The Cambridge History of English and American Literature in 18 Volumes (1907–21).
VOLUME XV. Colonial and Revolutionary Literature; Early National Literature, Part I.

VII. Colonial Newspapers and Magazines, 1704–1775

§ 3. The New England Weekly Journal

Offensive as the Courant certainly was to New England orthodoxy, its literary method was seized upon and used in the new paper established under the influence of the Boston clergymen Mather Byles and Thomas Prince. This was The New England Weekly Journal, and Mather Byles, hailed at the time as “Harvard’s honour and New England’s hope,” who “bids fair to rise, and sing, and rival Pope” contributed largely to the verse and prose on the first page of the paper. A series of “Speculations” is announced, in exact and close imitation of The Spectator; even a fictitious author, Proteus Echo, appears as a new Spectator of men and manners, to banter a folly by representing it in a glass. He forms a club, and sketches the members for us in his second essay, which proceeds exactly as the second number of The Spectator.

These characters of Proteus Echo’s “Society” show some good strokes. There is Mr. Timothy Blunt, an amusing New England version of Sir Roger de Coverley.

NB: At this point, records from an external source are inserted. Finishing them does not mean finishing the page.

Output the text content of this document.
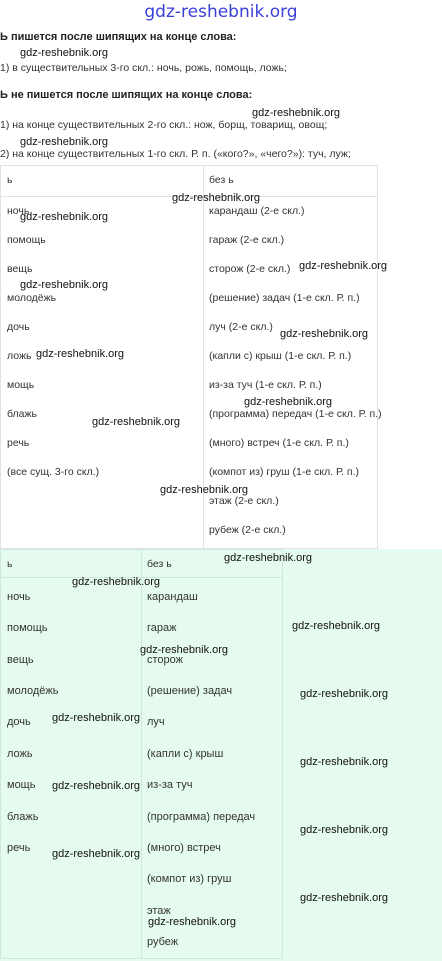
gdz-reshebnik.org
Ь пишется после шипящих на конце слова:
1) в существительных 3-го скл.: ночь, рожь, помощь, ложь;
Ь не пишется после шипящих на конце слова:
1) на конце существительных 2-го скл.: нож, борщ, товарищ, овощ;
2) на конце существительных 1-го скл. Р. п. («кого?», «чего?»): туч, луж;
ь	без ь
ночь
помощь
вещь
молодёжь
дочь
ложь
мощь
блажь
речь
(все сущ. 3-го скл.)
карандаш (2-е скл.)
гараж (2-е скл.)
сторож (2-е скл.)
(решение) задач (1-е скл. Р. п.)
луч (2-е скл.)
(капли с) крыш (1-е скл. Р. п.)
из-за туч (1-е скл. Р. п.)
(программа) передач (1-е скл. Р. п.)
(много) встреч (1-е скл. Р. п.)
(компот из) груш (1-е скл. Р. п.)
этаж (2-е скл.)
рубеж (2-е скл.)
ь	без ь
ночь
помощь
вещь
молодёжь
дочь
ложь
мощь
блажь
речь
карандаш
гараж
сторож
(решение) задач
луч
(капли с) крыш
из-за туч
(программа) передач
(много) встреч
(компот из) груш
этаж
рубеж
gdz-reshebnik.org
gdz-reshebnik.org
gdz-reshebnik.org
gdz-reshebnik.org
gdz-reshebnik.org
gdz-reshebnik.org
gdz-reshebnik.org
gdz-reshebnik.org
gdz-reshebnik.org
gdz-reshebnik.org
gdz-reshebnik.org
gdz-reshebnik.org
gdz-reshebnik.org
gdz-reshebnik.org
gdz-reshebnik.org
gdz-reshebnik.org
gdz-reshebnik.org
gdz-reshebnik.org
gdz-reshebnik.org
gdz-reshebnik.org
gdz-reshebnik.org
gdz-reshebnik.org
gdz-reshebnik.org
gdz-reshebnik.org
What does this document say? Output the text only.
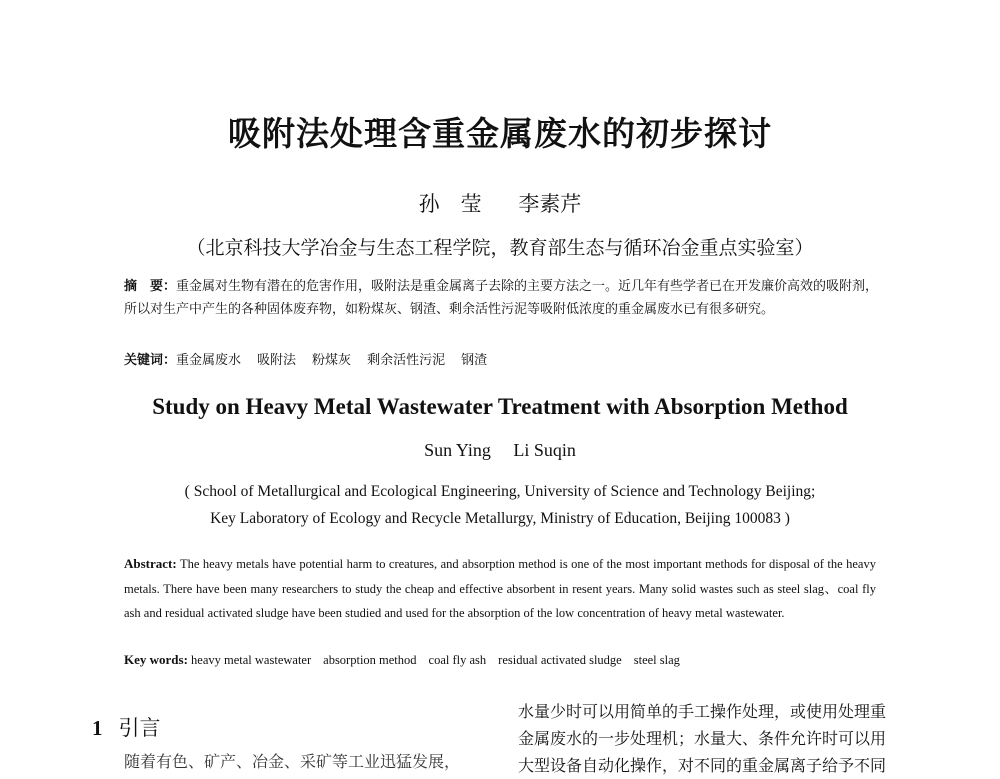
吸附法处理含重金属废水的初步探讨
孙　莹 李素芹
（北京科技大学冶金与生态工程学院，教育部生态与循环冶金重点实验室）

摘　要：重金属对生物有潜在的危害作用，吸附法是重金属离子去除的主要方法之一。近几年有些学者已在开发廉价高效的吸附剂，所以对生产中产生的各种固体废弃物，如粉煤灰、钢渣、剩余活性污泥等吸附低浓度的重金属废水已有很多研究。

关键词：重金属废水 吸附法 粉煤灰 剩余活性污泥 钢渣

Study on Heavy Metal Wastewater Treatment with Absorption Method
Sun Ying Li Suqin
( School of Metallurgical and Ecological Engineering, University of Science and Technology Beijing;
Key Laboratory of Ecology and Recycle Metallurgy, Ministry of Education, Beijing 100083 )

Abstract: The heavy metals have potential harm to creatures, and absorption method is one of the most important methods for disposal of the heavy metals. There have been many researchers to study the cheap and effective absorbent in resent years. Many solid wastes such as steel slag、coal fly ash and residual activated sludge have been studied and used for the absorption of the low concentration of heavy metal wastewater.

Key words: heavy metal wastewater absorption method coal fly ash residual activated sludge steel slag

1 引言

随着有色、矿产、冶金、采矿等工业迅猛发展，

水量少时可以用简单的手工操作处理，或使用处理重
金属废水的一步处理机；水量大、条件允许时可以用
大型设备自动化操作，对不同的重金属离子给予不同
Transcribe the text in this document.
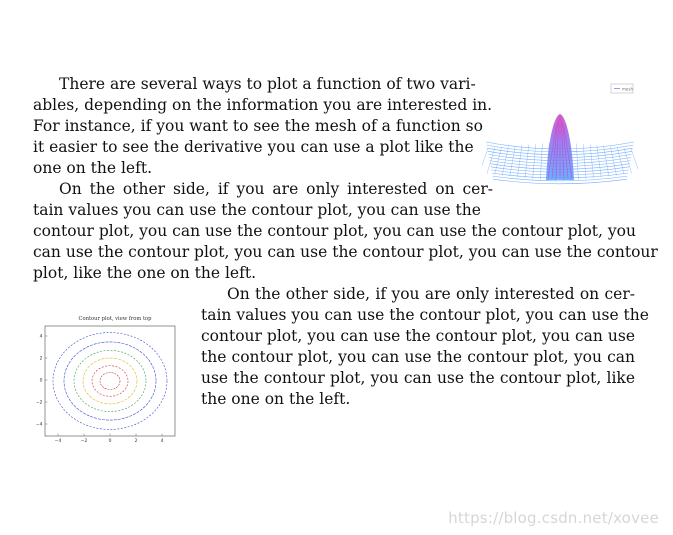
There are several ways to plot a function of two vari-
ables, depending on the information you are interested in.
For instance, if you want to see the mesh of a function so
it easier to see the derivative you can use a plot like the
one on the left.
On the other side, if you are only interested on cer-
tain values you can use the contour plot, you can use the
contour plot, you can use the contour plot, you can use the contour plot, you
can use the contour plot, you can use the contour plot, you can use the contour
plot, like the one on the left.
On the other side, if you are only interested on cer-
tain values you can use the contour plot, you can use the
contour plot, you can use the contour plot, you can use
the contour plot, you can use the contour plot, you can
use the contour plot, you can use the contour plot, like
the one on the left.
mesh
Contour plot, view from top
−4	−2	0	2	4
4
2
0
−2
−4
https://blog.csdn.net/xovee
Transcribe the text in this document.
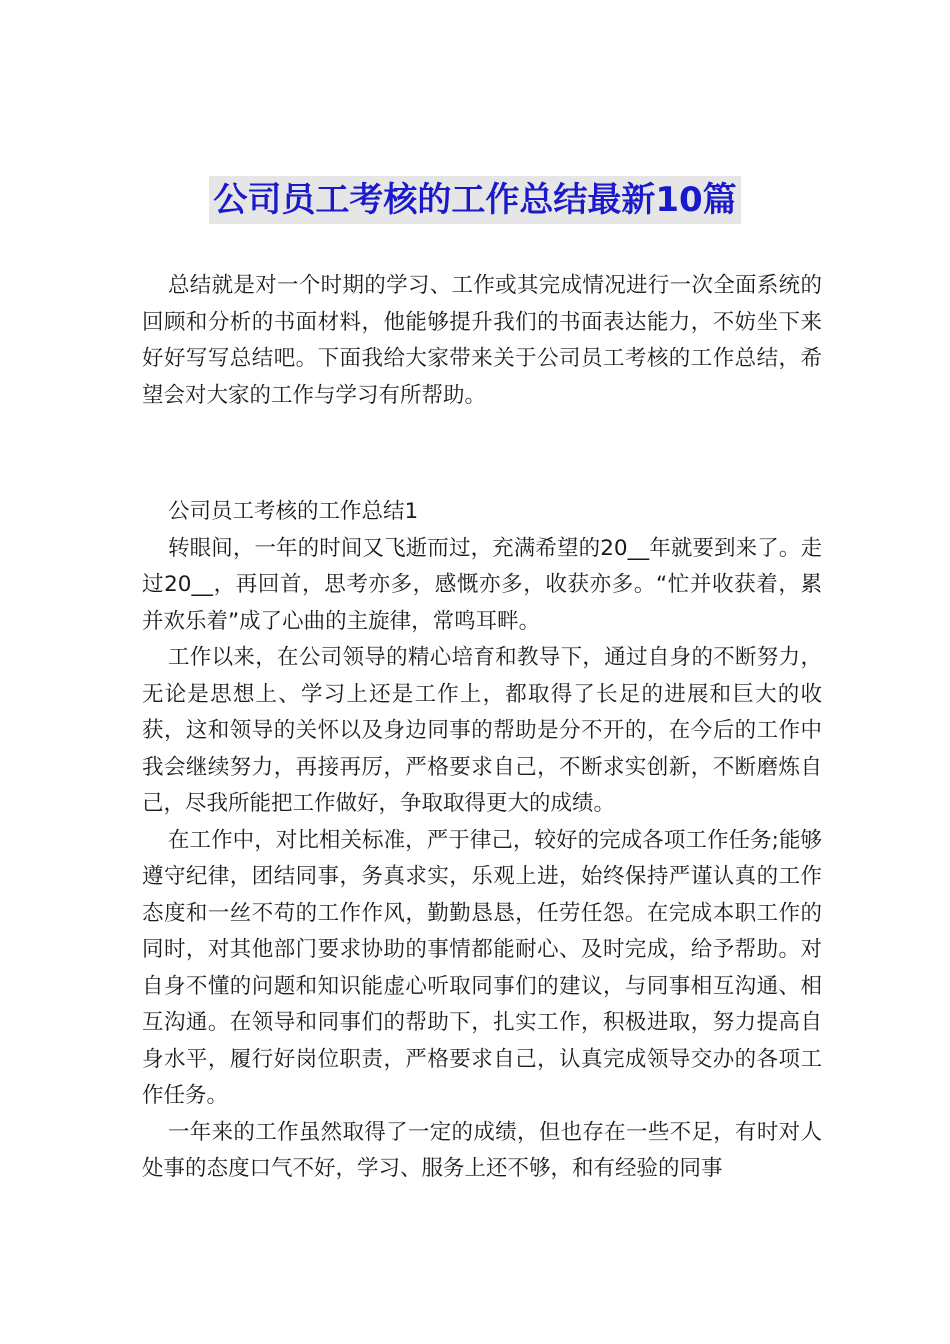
公司员工考核的工作总结最新10篇

总结就是对一个时期的学习、工作或其完成情况进行一次全面系统的回顾和分析的书面材料，他能够提升我们的书面表达能力，不妨坐下来好好写写总结吧。下面我给大家带来关于公司员工考核的工作总结，希望会对大家的工作与学习有所帮助。

公司员工考核的工作总结1

转眼间，一年的时间又飞逝而过，充满希望的20__年就要到来了。走过20__，再回首，思考亦多，感慨亦多，收获亦多。“忙并收获着，累并欢乐着”成了心曲的主旋律，常鸣耳畔。

工作以来，在公司领导的精心培育和教导下，通过自身的不断努力，无论是思想上、学习上还是工作上，都取得了长足的进展和巨大的收获，这和领导的关怀以及身边同事的帮助是分不开的，在今后的工作中我会继续努力，再接再厉，严格要求自己，不断求实创新，不断磨炼自己，尽我所能把工作做好，争取取得更大的成绩。

在工作中，对比相关标准，严于律己，较好的完成各项工作任务;能够遵守纪律，团结同事，务真求实，乐观上进，始终保持严谨认真的工作态度和一丝不苟的工作作风，勤勤恳恳，任劳任怨。在完成本职工作的同时，对其他部门要求协助的事情都能耐心、及时完成，给予帮助。对自身不懂的问题和知识能虚心听取同事们的建议，与同事相互沟通、相互沟通。在领导和同事们的帮助下，扎实工作，积极进取，努力提高自身水平，履行好岗位职责，严格要求自己，认真完成领导交办的各项工作任务。

一年来的工作虽然取得了一定的成绩，但也存在一些不足，有时对人处事的态度口气不好，学习、服务上还不够，和有经验的同事
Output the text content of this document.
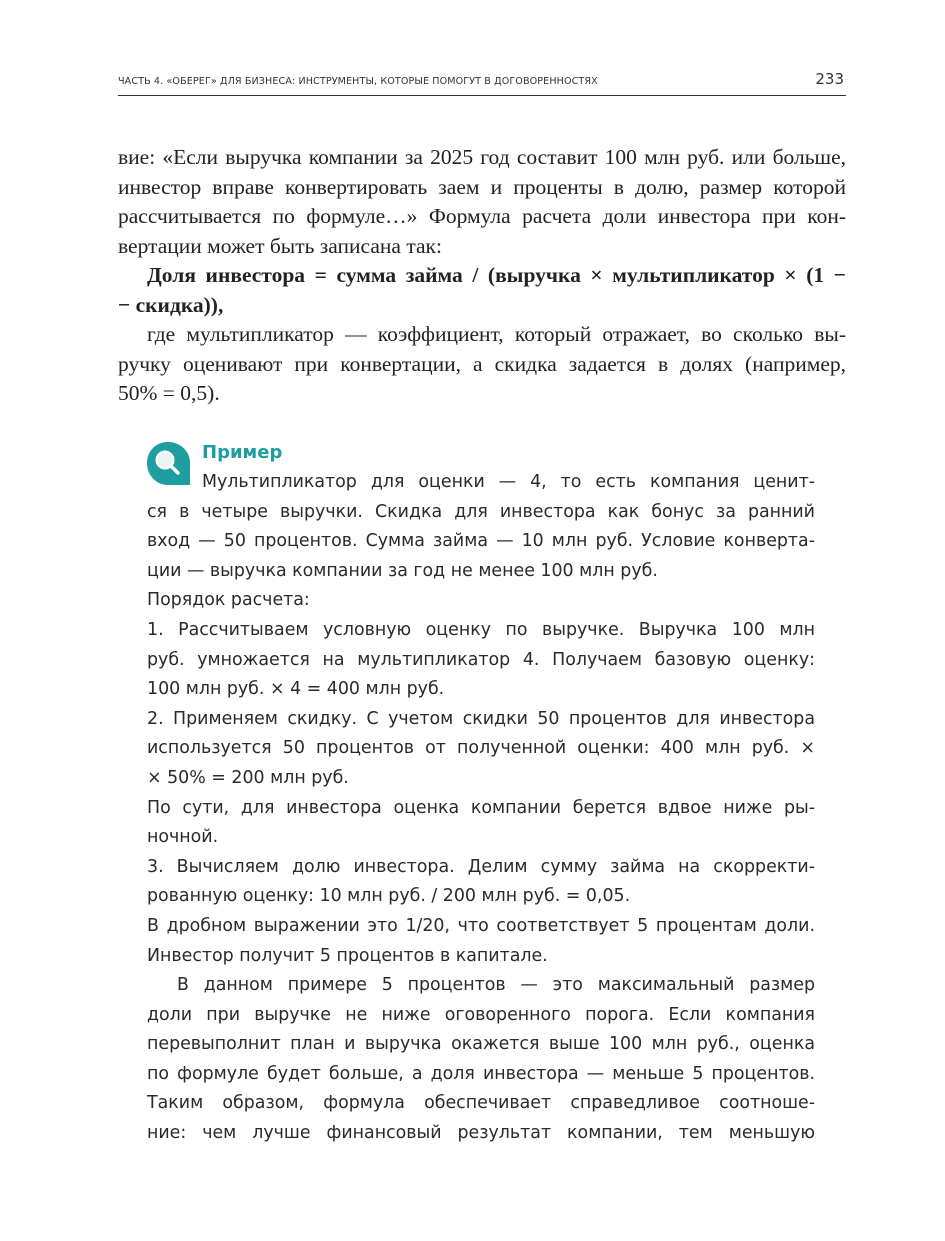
ЧАСТЬ 4. «ОБЕРЕГ» ДЛЯ БИЗНЕСА: ИНСТРУМЕНТЫ, КОТОРЫЕ ПОМОГУТ В ДОГОВОРЕННОСТЯХ	233
вие: «Если выручка компании за 2025 год составит 100 млн руб. или больше,
инвестор вправе конвертировать заем и проценты в долю, размер которой
рассчитывается по формуле…» Формула расчета доли инвестора при кон-
вертации может быть записана так:
Доля инвестора = сумма займа / (выручка × мультипликатор × (1 −
− скидка)),
где мультипликатор — коэффициент, который отражает, во сколько вы-
ручку оценивают при конвертации, а скидка задается в долях (например,
50% = 0,5).
Пример
Мультипликатор для оценки — 4, то есть компания ценит-
ся в четыре выручки. Скидка для инвестора как бонус за ранний
вход — 50 процентов. Сумма займа — 10 млн руб. Условие конверта-
ции — выручка компании за год не менее 100 млн руб.
Порядок расчета:
1. Рассчитываем условную оценку по выручке. Выручка 100 млн
руб. умножается на мультипликатор 4. Получаем базовую оценку:
100 млн руб. × 4 = 400 млн руб.
2. Применяем скидку. С учетом скидки 50 процентов для инвестора
используется 50 процентов от полученной оценки: 400 млн руб. ×
× 50% = 200 млн руб.
По сути, для инвестора оценка компании берется вдвое ниже ры-
ночной.
3. Вычисляем долю инвестора. Делим сумму займа на скорректи-
рованную оценку: 10 млн руб. / 200 млн руб. = 0,05.
В дробном выражении это 1/20, что соответствует 5 процентам доли.
Инвестор получит 5 процентов в капитале.
В данном примере 5 процентов — это максимальный размер
доли при выручке не ниже оговоренного порога. Если компания
перевыполнит план и выручка окажется выше 100 млн руб., оценка
по формуле будет больше, а доля инвестора — меньше 5 процентов.
Таким образом, формула обеспечивает справедливое соотноше-
ние: чем лучше финансовый результат компании, тем меньшую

He lives at some distance from the town of Boston, but rides in every week, often bringing his “Wallet ballanced with two Bottles of Milk, to defray his necessary Expenses.… His Periwigg has been out of the Curl ever since the Revolution and his Dagger and Doublet are supposed to be the rarest Pieces of Antiquity in the Country.” If it had not been for an unlucky stroke to his “Intellectuals” in his infancy, “he would have stood the fairest of any of his Contemporarys to have found out the Philosopher’s Stone.” The “wonderful Mr. Honeysuckle, the Blossom of our Society, and the beautiful Ornament of Litterature,” is nothing less than Will Honeycomb translated into a poet.

On the whole, however, such work is rare in the Journal. Strictly moral essays, of which even The Spectator has its full share, soon follow the more creative touches, and we find the ordinary eighteenth-century treatment of merit, covetousness, idleness, the vapours, and so on. Such essays came to be the accepted ‘filling” for the first page of many newspapers up to 1740 and sometimes after that date. Jeremy Gridley’s Rehearsal (1743–6), for instance, has a series of speculations rather above the common order, yet requiring no especial notice for their originality or their importance except as a type.